Pedestrians on Tokyo's sidewalks could only welcome the report last week that the Metropolitan Police Department intends to crack down on bicycle riders who violate traffic regulations. Thirteen accidents in which cyclists were killed were registered in the capital as of the end of February, an increase of seven over the same period in 1998. Only two of the 13 fatal accidents did not involve transgressions of the road laws by the cyclists, ignoring traffic signals being prominent among them.

However, a question arises about implementation. If the Tokyo traffic police are no more successful than they currently are in stopping flagrant violations by truck and automobile drivers, what reason is there to believe the crackdown on bicyclists will succeed? Some observers expect it to be largely a case of good intentions and that in practice it will apply mainly to cyclists who are actually involved in accidents, rather than the many who regularly invite disaster and yet usually miraculously escape.

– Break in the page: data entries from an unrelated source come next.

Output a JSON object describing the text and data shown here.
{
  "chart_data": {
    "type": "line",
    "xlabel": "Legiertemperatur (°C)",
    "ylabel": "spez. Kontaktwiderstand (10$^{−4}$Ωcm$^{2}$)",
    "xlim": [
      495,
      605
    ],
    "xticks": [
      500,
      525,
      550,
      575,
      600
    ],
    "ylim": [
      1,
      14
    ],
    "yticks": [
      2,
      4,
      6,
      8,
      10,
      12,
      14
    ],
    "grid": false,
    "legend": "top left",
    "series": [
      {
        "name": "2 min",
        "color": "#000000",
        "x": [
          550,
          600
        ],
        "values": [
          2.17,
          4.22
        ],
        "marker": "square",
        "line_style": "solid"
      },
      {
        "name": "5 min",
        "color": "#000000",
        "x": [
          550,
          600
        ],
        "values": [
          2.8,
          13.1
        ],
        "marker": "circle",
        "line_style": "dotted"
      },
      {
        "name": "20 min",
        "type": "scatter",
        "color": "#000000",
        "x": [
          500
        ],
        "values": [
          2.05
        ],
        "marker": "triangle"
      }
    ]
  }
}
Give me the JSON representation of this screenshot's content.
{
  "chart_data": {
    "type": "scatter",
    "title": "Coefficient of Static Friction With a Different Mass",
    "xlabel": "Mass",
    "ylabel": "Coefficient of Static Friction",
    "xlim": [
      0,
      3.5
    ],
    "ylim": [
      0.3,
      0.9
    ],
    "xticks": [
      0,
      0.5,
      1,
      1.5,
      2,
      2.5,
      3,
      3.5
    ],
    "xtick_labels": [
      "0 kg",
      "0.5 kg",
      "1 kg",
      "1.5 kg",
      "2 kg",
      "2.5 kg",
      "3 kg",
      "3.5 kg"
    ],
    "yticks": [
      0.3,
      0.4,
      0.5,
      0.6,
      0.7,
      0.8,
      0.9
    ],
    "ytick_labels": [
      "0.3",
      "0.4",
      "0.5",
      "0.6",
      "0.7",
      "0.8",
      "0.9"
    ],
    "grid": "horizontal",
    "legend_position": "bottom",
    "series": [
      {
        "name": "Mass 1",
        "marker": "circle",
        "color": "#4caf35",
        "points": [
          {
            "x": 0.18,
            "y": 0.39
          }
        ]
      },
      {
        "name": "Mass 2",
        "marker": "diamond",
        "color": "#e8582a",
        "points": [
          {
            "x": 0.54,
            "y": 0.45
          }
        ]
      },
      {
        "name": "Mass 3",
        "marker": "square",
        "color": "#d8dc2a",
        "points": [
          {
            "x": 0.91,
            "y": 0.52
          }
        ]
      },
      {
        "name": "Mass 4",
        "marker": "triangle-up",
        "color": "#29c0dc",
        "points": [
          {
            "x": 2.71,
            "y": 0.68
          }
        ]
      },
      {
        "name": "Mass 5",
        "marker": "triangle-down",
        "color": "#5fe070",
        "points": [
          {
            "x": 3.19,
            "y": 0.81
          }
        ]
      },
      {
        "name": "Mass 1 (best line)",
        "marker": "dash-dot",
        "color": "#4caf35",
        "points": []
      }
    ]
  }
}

Bicyclists are only one small part of Japan's road-safety problem, of course. After several years in which traffic fatalities nationwide registered a decline, deaths from all types of vehicle accidents are on the rise again. Figures for the first two months of the year show fatality rates higher than in the same period last year and suggest that it may be impossible to keep the total below 10,000 again in 1999. That is, unless regulations intended to protect drivers, their passengers and pedestrians are enforced -- with the cooperation of an often stubborn public. In that case, accident-related deaths could begin to show a substantial fall from the 9,211 recorded for all of 1998.